Maine Sea-Urchin Boom Faces a Prickly Future

ON the watery first floor at Great Atlantic Seafood, Inc., rubber-booted workers methodically crack open, extract, and clean piles of fresh Maine sea urchin.

These round, prickly shelled animals, no bigger than tennis balls, have become an important export commodity here. During the cold winter months, in particular, divers and fishermen flock to the coast to scoop them off underwater rocks. The urchins are sold and exported to Japan where urchin eggs, or roe, are widely consumed.

This relatively new seafood industry in Maine has grown rapidly over the past six years. In 1987, fishermen landed 1.4 million pounds of sea urchins; by the end of 1993, the figure surged to almost 27 million pounds.

Most urchins were shipped live to Japan until a processing industry got under way two years ago. Now, at least six major urchin processors are based in Portland, while others have sprung up along the Maine coast. Processed Maine sea urchin can sell for between $10 to $40 a pound, says Lloyd Covens, co-owner of the Urchin Merchant, a processing plant in Portland.

Despite the industry's early success here in Maine, urchiners are worried about the future. The urchin population, which some say has peaked, may face a gradual decline. In addition, there are complaints about unfair competition from out-of-state plants and ineffective state regulations.

The urchin resource is overtaxed due to the increasing number of both experienced and amateur urchin fishermen, says Joe Mokry, a Maine urchin diving instructor. The state has licensed 1,900 divers and 500 dragger boats for sea urchining and that already is too much, he says.

Competing with out-of-state processors is another problem. Fred Hamilton, general manager at Great Atlantic Seafood, Inc., says Maine-based plants must compete with New York processors who hire illegal aliens to avoid high state labor costs.

``The New York processors come up here and actually rape the industry,'' claims Mr. Hamilton. ``We're talking about an industry out of New York, for example, that will harvest 30 [million to] 40 million pounds out of Maine in one year.''

Another concern is labor. For one thing, Maine workers' compensation rates are among the highest in the country. It is also hard to find people willing to do the hard and dirty work involved in processing, says Hamilton. White people in both California and Maine turn their noses up at such work, he says.

``The reason why, for example, you have out-of-state processors working in New Hampshire, Massachusetts, and New York is they have the labor force they can draw upon and ... most of the workers they have are non-Caucasian and illegal to boot,'' he asserts.

Maine also must compete with other states and countries that supply sea urchin to the Japanese. Besides California, Oregon and Washington are suppliers, as are the countries of China, Japan, Russia, Mexico, North and South Korea, and Canada. Hamilton estimates Maine supplies about 10 percent of Japanese demand for sea urchin.

Besides competition, processors point to badly timed state closure regulations. Maine has banned urchin harvesting during May, June, and July in an effort to protect the urchins from overfishing.

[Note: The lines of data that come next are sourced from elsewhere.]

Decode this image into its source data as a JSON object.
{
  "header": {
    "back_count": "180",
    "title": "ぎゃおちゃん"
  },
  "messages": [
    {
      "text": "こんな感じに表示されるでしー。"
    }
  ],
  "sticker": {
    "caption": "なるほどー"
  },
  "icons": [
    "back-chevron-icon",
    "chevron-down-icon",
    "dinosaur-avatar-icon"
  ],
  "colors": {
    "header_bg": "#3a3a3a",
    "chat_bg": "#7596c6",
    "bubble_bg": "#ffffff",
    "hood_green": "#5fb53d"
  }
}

But some urchiners claim that the state mandated the closure due to pressure from lobstermen who do their harvesting in the summer months. Lobstermen like to harvest urchins in the winter when they are not as busy. Urchin processors argue that the annual closure should take place three months earlier.

Mr. Mokry says the state's failure to regulate the industry effectively, allowing for what he calls unregulated development, also will mean business failures due to overuse of the resource.